Then and now: essays from my past that are essential to my writing toolkit
By JodyMarie, Monday, November 7, 2011
The stack is about three inches tall, about nine manilla file folders worth. In them are contained about three years of intense writing work I did as part of my undergraduate studies 15 years ago, while earning my degree in journalism with a minor in creative writing. The writing I crammed into those few years caused me to burn out and turn to the business world for employment immediately after college. It took me about five years to pick up a pen and notepad again, when I was hired as a reporter for a small rural newspaper in Wisconsin.
I remained at the Daily Citizen for only nine months. My beat of crime and county government didn't exactly bring out the passion of creative or feature writing that I was able to pursue in my college days. It did help to build my confidence, however. It affirmed the belief that I had what it took to be a reporter, even if news writing wasn't what I wanted to do.
After leaving the Citizen I didn't write much again. A couple years later I did start a blog where I would occasionally write personal essays and pop-culture commentaries. But they were few and far between and I would hardly say my best work. I've stuck with blogging though, and I see it as a way to continue evolving my craft, my process, my voice.
Since completing the courses themselves, I haven't read through or even looked at the essays, articles and fragmented notes in these manilla folders, and yet I have kept them. First storing them at my mother's house, and then paying to pack and ship them with me in my various moves around the country. And so here they sit on my desk again, a casuality from the fall-out of one of my famous office reoragnzation binges-- a lifestyle ritual of being an enthusiastic organizer. I ask myself, "What keeps me from just tossing these into the recycle bin if I never bother to read back through them?"

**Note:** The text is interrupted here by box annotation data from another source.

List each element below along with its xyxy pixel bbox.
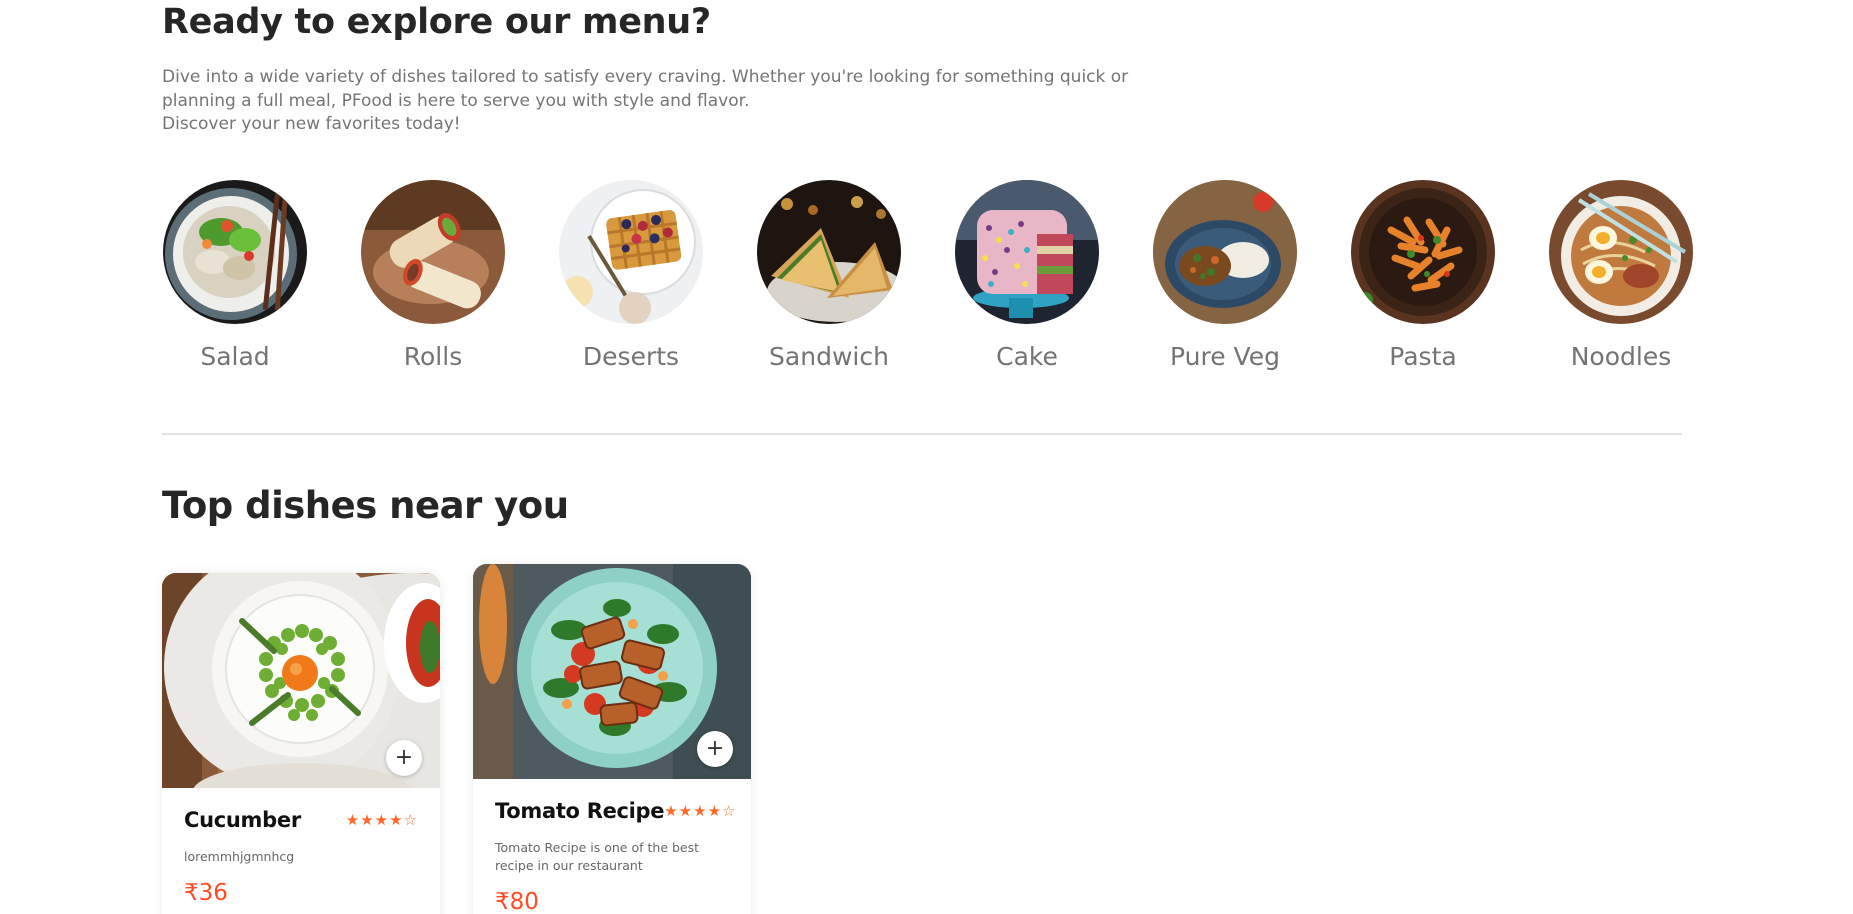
noodles-image[interactable] [1549, 180, 1693, 324]
tomato-recipe-image: + [473, 564, 751, 779]
pure-veg-image[interactable] [1153, 180, 1297, 324]
description-line: Dive into a wide variety of dishes tailo… [162, 67, 1129, 87]
dish-name: Cucumber [184, 808, 301, 832]
add-to-cart-button[interactable]: + [386, 740, 422, 776]
dish-description: loremmhjgmnhcg [184, 849, 295, 864]
menu-item-pasta[interactable]: Pasta [1350, 180, 1496, 371]
page: Ready to explore our menu? Dive into a w… [0, 0, 1853, 914]
section-divider [162, 433, 1682, 435]
food-card-tomato-recipe[interactable]: + Tomato Recipe ★★★★☆ Tomato Recipe is o… [473, 564, 751, 914]
menu-item-label: Deserts [582, 342, 680, 371]
menu-item-pure-veg[interactable]: Pure Veg [1152, 180, 1298, 371]
card-header: Tomato Recipe ★★★★☆ [495, 799, 735, 823]
add-to-cart-button[interactable]: + [697, 731, 733, 767]
pasta-image[interactable] [1351, 180, 1495, 324]
card-header: Cucumber ★★★★☆ [184, 808, 418, 832]
menu-category-list: Salad Rolls Deserts Sandwich Cake Pure V… [162, 180, 1693, 380]
salad-image[interactable] [163, 180, 307, 324]
food-card-cucumber[interactable]: + Cucumber ★★★★☆ loremmhjgmnhcg ₹36 [162, 573, 440, 914]
cake-image[interactable] [955, 180, 1099, 324]
menu-item-label: Pure Veg [1170, 342, 1280, 371]
rolls-image[interactable] [361, 180, 505, 324]
menu-item-label: Sandwich [769, 342, 889, 371]
description-line: Discover your new favorites today! [162, 114, 461, 134]
menu-item-label: Rolls [403, 342, 463, 371]
menu-item-label: Pasta [1389, 342, 1457, 371]
menu-item-cake[interactable]: Cake [954, 180, 1100, 371]
dish-description: Tomato Recipe is one of the best recipe … [495, 840, 700, 873]
dish-price: ₹36 [184, 880, 228, 906]
card-body: Tomato Recipe ★★★★☆ Tomato Recipe is one… [473, 779, 751, 914]
explore-menu-title: Ready to explore our menu? [162, 2, 711, 42]
dish-price: ₹80 [495, 889, 539, 914]
menu-item-salad[interactable]: Salad [162, 180, 308, 371]
menu-item-rolls[interactable]: Rolls [360, 180, 506, 371]
dish-name: Tomato Recipe [495, 799, 665, 823]
menu-item-sandwich[interactable]: Sandwich [756, 180, 902, 371]
menu-item-deserts[interactable]: Deserts [558, 180, 704, 371]
deserts-image[interactable] [559, 180, 703, 324]
top-dishes-title: Top dishes near you [162, 484, 569, 527]
menu-item-noodles[interactable]: Noodles [1548, 180, 1694, 371]
explore-menu-description: Dive into a wide variety of dishes tailo… [162, 66, 1129, 137]
menu-item-label: Noodles [1570, 342, 1672, 371]
menu-item-label: Salad [200, 342, 270, 371]
menu-item-label: Cake [996, 342, 1058, 371]
cucumber-image: + [162, 573, 440, 788]
sandwich-image[interactable] [757, 180, 901, 324]
rating-stars-icon: ★★★★☆ [664, 802, 737, 820]
card-body: Cucumber ★★★★☆ loremmhjgmnhcg ₹36 [162, 788, 440, 906]
description-line: planning a full meal, PFood is here to s… [162, 90, 750, 111]
rating-stars-icon: ★★★★☆ [345, 811, 418, 829]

Well, today, I took a peek into the top folder: English 3104, Creative Writing. In it are assignments and essays I had written about a lot of different topics. Some were worksheet answers I had given in response to analyzing others' writing or process. Some were essays I had written describing very personal things in my life such as my parent's divorcing, my grandmother dying, coming of age as a disabled youth. Truth be told some of it is really crap, cliche filled with boring structure. But some of it is actually pretty good, better than I remembered, better than I currently give myself credit for as a writer.
Maybe that is why I have been keeping these folders all this time. Because I've always known that even though my life would take me in different directions over time, I would always come back to writing. And I knew from my gut that this stack of early writings, would be an essential part of my toolkit that would help guide my ultimate success.
It reminds me of the quote the late Steve Jobs once said: "In life, you can't connect the dots looking forward, you can only connect them looking backwards." Only time will tell how the dots of my writing process will connect. But I definitely believe that having the ability to look back at who I was then, when I wrote in college-- now, in the present day-- about events and milestone moments of my past, that I am still trying to understand and reflect upon in the present day, will only help to make me a stronger and more authentic writer. And that is something than I never would have been able to appreciate or foresee as a 20-year-old, as I do now, at 35. From my persepective this is one of the wonderfully mysterious miracles of getting older: learning, living, and loving to share yourself with the world.